Bislang mit Unverständnis. Wir versuchen es ihnen jetzt zu erklären. Bislang wurde die Forderung nach einem Fonds ja nur in den Bundestag eingebracht, weil es in Schweden eine entsprechende Regelung gibt. Dort werden die Betroffenen jetzt entschädigt. Die Behörden hier haben es bislang für nicht notwendig erklärt.

Seit 2019 können sich Menschen auch für das dritte Geschlecht eintragen – eine positive Entwicklung?

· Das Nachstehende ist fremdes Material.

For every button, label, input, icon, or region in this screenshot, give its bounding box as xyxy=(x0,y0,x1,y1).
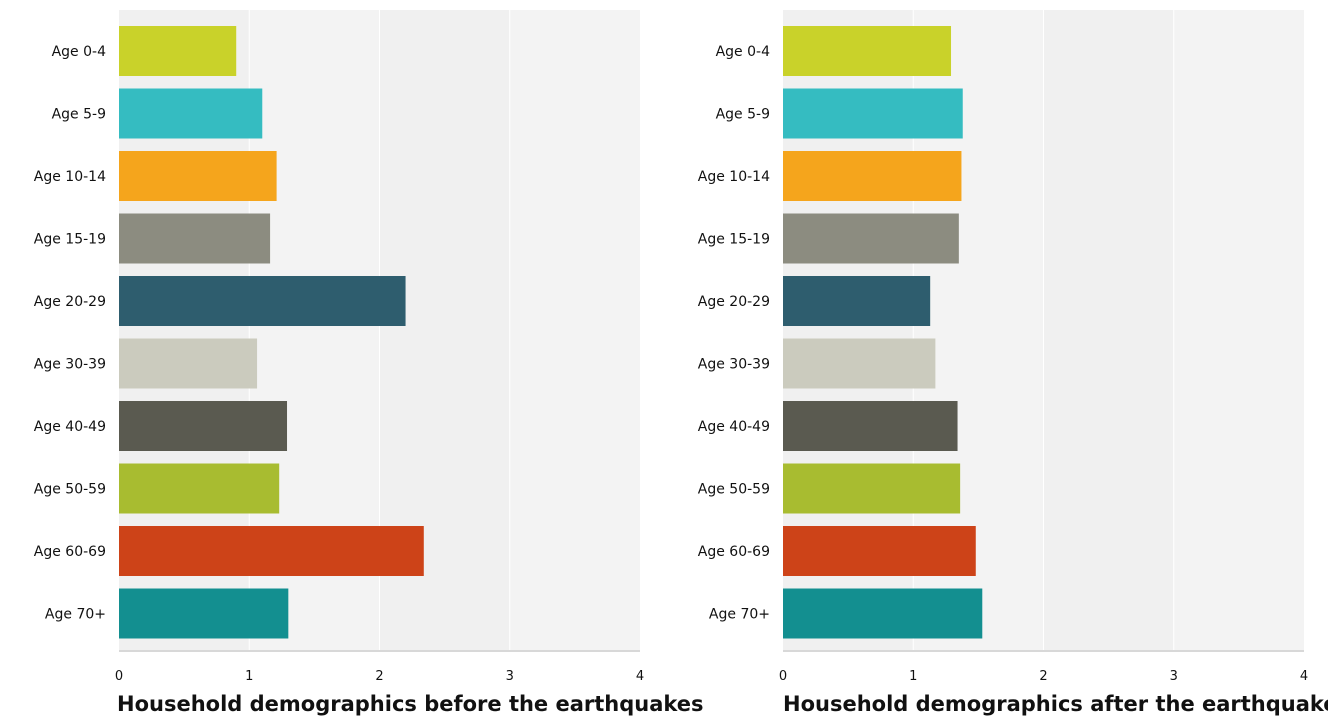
plot-band xyxy=(1173,10,1304,650)
chart-panel-2: Age 0-4 Age 5-9 Age 10-14 Age 15-19 Age 20-2… xyxy=(698,10,1328,716)
x-tick-label: 2 xyxy=(1039,669,1047,684)
category-label: Age 0-4 xyxy=(716,44,770,60)
bar xyxy=(783,401,958,451)
category-label: Age 20-29 xyxy=(698,294,770,310)
plot-band xyxy=(1043,10,1174,650)
bar xyxy=(783,276,931,326)
category-label: Age 60-69 xyxy=(34,544,106,560)
x-tick-label: 4 xyxy=(1300,669,1308,684)
bar xyxy=(783,26,952,76)
chart-title: Household demographics before the earthq… xyxy=(117,692,704,716)
category-label: Age 60-69 xyxy=(698,544,770,560)
x-tick-label: 4 xyxy=(636,669,644,684)
category-label: Age 15-19 xyxy=(34,232,106,248)
chart-title: Household demographics after the earthqu… xyxy=(783,692,1328,716)
category-label: Age 30-39 xyxy=(34,357,106,373)
bar xyxy=(119,88,263,139)
bar xyxy=(119,338,258,389)
category-label: Age 40-49 xyxy=(34,419,106,435)
bar xyxy=(783,151,962,201)
category-label: Age 40-49 xyxy=(698,419,770,435)
bar xyxy=(783,88,963,139)
category-label: Age 30-39 xyxy=(698,357,770,373)
category-label: Age 50-59 xyxy=(34,482,106,498)
category-label: Age 20-29 xyxy=(34,294,106,310)
category-label: Age 5-9 xyxy=(716,107,770,123)
category-label: Age 70+ xyxy=(709,607,770,623)
x-tick-label: 0 xyxy=(779,669,787,684)
x-tick-label: 1 xyxy=(245,669,253,684)
bar xyxy=(119,588,289,639)
bar xyxy=(783,338,936,389)
bar xyxy=(119,276,406,326)
bar xyxy=(119,401,288,451)
bar xyxy=(119,213,271,264)
category-label: Age 0-4 xyxy=(52,44,106,60)
x-tick-label: 0 xyxy=(115,669,123,684)
category-label: Age 5-9 xyxy=(52,107,106,123)
category-label: Age 10-14 xyxy=(34,169,106,185)
category-label: Age 15-19 xyxy=(698,232,770,248)
category-label: Age 10-14 xyxy=(698,169,770,185)
x-tick-label: 3 xyxy=(506,669,514,684)
chart-panel-1: Age 0-4 Age 5-9 Age 10-14 Age 15-19 Age 20-2… xyxy=(34,10,704,716)
bar xyxy=(119,463,280,514)
bar xyxy=(783,588,983,639)
bar xyxy=(119,151,277,201)
x-tick-label: 3 xyxy=(1170,669,1178,684)
bar xyxy=(119,26,237,76)
plot-band xyxy=(509,10,640,650)
bar xyxy=(783,526,976,576)
bar xyxy=(783,213,959,264)
bar xyxy=(119,526,424,576)
x-tick-label: 1 xyxy=(909,669,917,684)
bar xyxy=(783,463,961,514)
category-label: Age 70+ xyxy=(45,607,106,623)
category-label: Age 50-59 xyxy=(698,482,770,498)
x-tick-label: 2 xyxy=(375,669,383,684)
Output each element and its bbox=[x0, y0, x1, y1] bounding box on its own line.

„Nicht aus freien Stücken – Entschädigung für Zwangssterilisierte“, Veranstaltung mit Cathrin Ramelow, Tsepo A. Bollwinkel, Ulrika Westerlund und Eike Richter (Hochschule der Akademie der Polizei Hamburg): 18 Uhr, Pride House/IFZ, Rostocker Straße 7; offen für alle Geschlechter

Ja, aber die Änderung des Personenstandsrechts sollte eigentlich nicht für Trans-Leute gelten. Bundesinnenminister Horst Seehofer (CSU) hat letztens rumgeheult, dass das Gesetz gar nicht so gemeint war, wie es jetzt ausgelegt werde. Es wird von einigen Standesämtern im Moment so ausgeführt, dass Trans-Menschen sich ohne Gutachten als divers eintragen können – aber bislang auch nur als divers. Sie können weiterhin nicht einfach das Geschlecht verändern.

Was muss sich ändern?

Wir müssten den Gutachterzwang rauskriegen. Es müssen immer noch zwei Gutachten vorgelegt werden, die auf freiwilliger Gerichtsbarkeit beruhen. Das heißt, dass Leute die Gutachten selber zahlen müssen, wenn es hart auf hart kommt. Es wäre gut, wenn wir bei den Standesämtern auf Antrag den Vornamen und den Personenstand ändern können – selbstbestimmt, wie es so schön heißt. In Argentinien ist das längst möglich.